Bruxelas, 16 de maio - O CEPD adotou novas orientações sobre o cálculo das coimas administrativas, a fim de harmonizar os métodos utilizados pelas autoridades de proteção de dados (APD). As orientações incluem igualmente «pontos de partida» harmonizados que servem de base para o cálculo das coimas. São tidos em conta três elementos: a classificação da infração segundo a sua natureza, a gravidade da infração e o volume de negócios da empresa em causa.
Segundo a presidente do CEPD, Andrea Jelinek: «A partir de agora, todas as APD do Espaço Económico Europeu utilizarão os mesmos métodos para calcular as coimas. Esta medida reforçará a harmonização e a transparência das práticas dessas autoridades em matéria de coimas. As circunstâncias especificas de cada caso deverão, sempre, constituir um fator determinante, e as APD terão um importante papel a desempenhar, uma vez que lhes incumbe garantir que cada coima seja efetiva, proporcionada e dissuasiva.»
As orientações definem um método de cálculo que inclui cinco etapas.
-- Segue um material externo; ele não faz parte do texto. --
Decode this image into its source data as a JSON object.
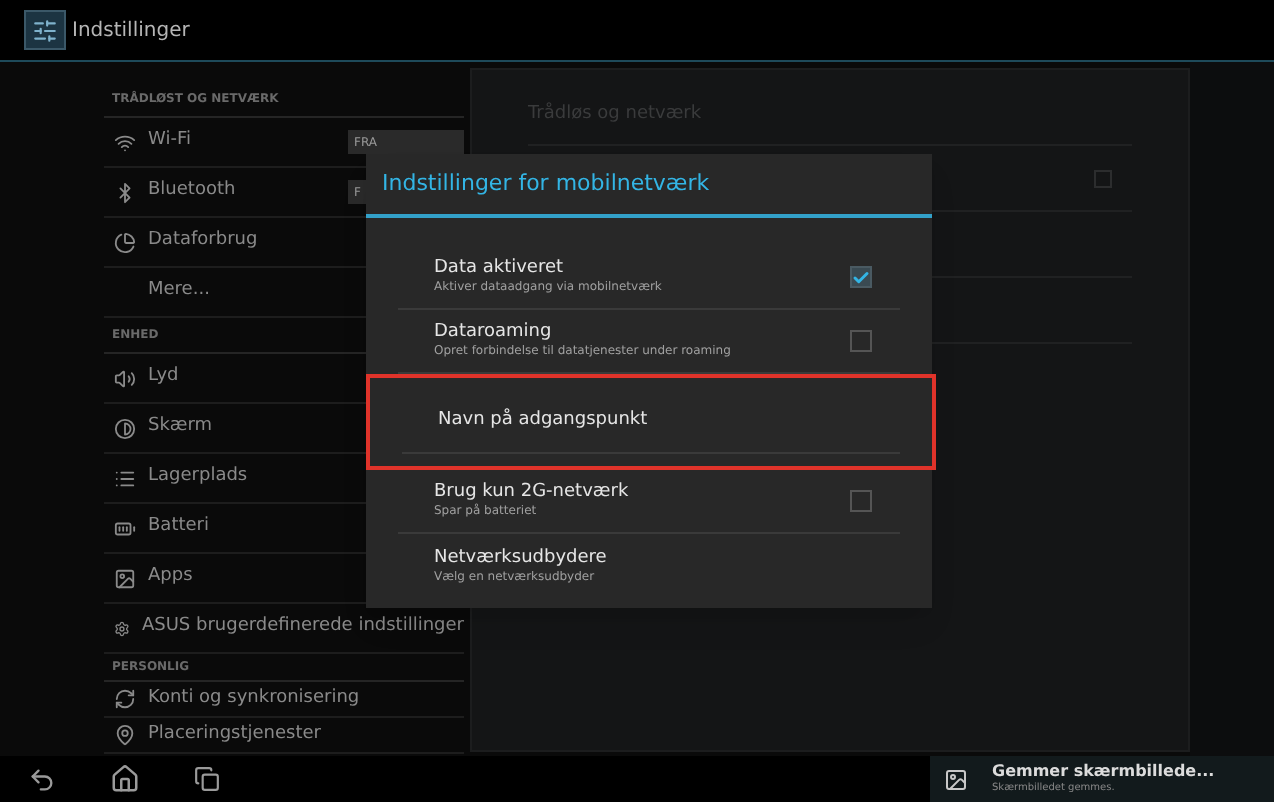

Em primeiro lugar, as APD devem determinar se o caso em apreço diz respeito a um ou mais comportamentos passíveis de sanções e se os mesmos resultaram numa ou várias infrações. O objetivo é determinar se todas as infrações, ou apenas algumas delas, devem ser objeto de coimas.
Em segundo lugar, as APD devem basear-se num ponto de partida para calcularem o montante da coima segundo um método harmonizado.
Em terceiro lugar, as APD devem ter em conta os fatores agravantes ou atenuantes que possam aumentar ou diminuir o montante da coima, a respeito dos quais o CEPD fornece uma interpretação coerente.
A quarta etapa consiste em determinar os limites legais das coimas, tal como previsto no artigo 83.º (4) — (6) do RGPD, e em assegurar que esses montantes não sejam excedidos.
Na quinta e última etapa, as APD devem analisar se o montante final calculado corresponde aos requisitos em matéria de eficácia, dissuasão e proporcionalidade ou se necessita de ser ajustado.
As orientações constituem um importante elemento a acrescentar ao quadro que o CEPD está a desenvolver para tornar a cooperação entre as APD mais eficiente no que respeita aos casos transfronteiriços, o que constitui uma prioridade estratégica para o CEPD.
As orientações estarão disponíveis para consulta pública durante um período de seis semanas. Após esse período, será adotada uma versão final das orientações, que terá em conta as reações dos intervenientes, e incluirá um quadro de referência que estabelece uma série de pontos de partida para o cálculo das coimas, calculados com base na gravidade da infração e no volume de negócios da empresa.
O CEPD adotou igualmente orientações sobre a utilização da tecnologia de reconhecimento facial no domínio da aplicação da lei. Essas orientações fornecem aos legisladores nacionais e da UE, bem como às autoridades responsáveis pela aplicação da lei, diretrizes sobre a aplicação e a utilização dos sistemas de reconhecimento facial.
Segundo a presidente do CEPD, Andrea Jelinek: «Muito embora as tecnologias modernas apresentem vantagens para as autoridades responsáveis pela aplicação da lei, como a possibilidade de identificar rapidamente os suspeitos de crimes graves, devem satisfazer os requisitos em matéria de necessidade e proporcionalidade. A tecnologia de reconhecimento facial está intrinsecamente ligada ao tratamento dos dados pessoais, incluindo os dados biométricos, e apresenta sérios riscos para os direitos e liberdades individuais.»
O CEPD salienta que os instrumentos de reconhecimento facial só devem ser utilizados no estrito respeito da Diretiva relativa à proteção dos dados na aplicação da lei, e se forem necessários e proporcionados, tal como previsto na Carta dos Direitos Fundamentais.
Nas suas orientações, o CEPD reitera o seu apelo à proibição da utilização do reconhecimento facial em determinados casos, tal como havia solicitado no parecer conjunto do CEPD e da AEPD sobre a proposta de Regulamento sobre a inteligência artificial. Mais especificamente, o CEPD considera que é necessário proibir:
- a identificação biométrica à distância das pessoas nos espaços acessíveis ao público;
- a utilização dos sistemas de reconhecimento facial que, com base em dados biométricos, classificam as pessoas em grupos, de acordo com a sua etnia, género, orientação política ou sexual ou outros motivos de discriminação;
- a utilização do reconhecimento facial ou de tecnologias semelhantes para inferir as emoções das pessoas singulares;
- o tratamento dos dados pessoais num contexto de aplicação da lei a partir de uma base de dados alimentada por uma recolha maciça e indiscriminada de dados pessoais como, por exemplo, através da extração de fotografias e imagens faciais disponíveis em linha.
As orientações estarão disponíveis para consulta pública durante um período de seis semanas.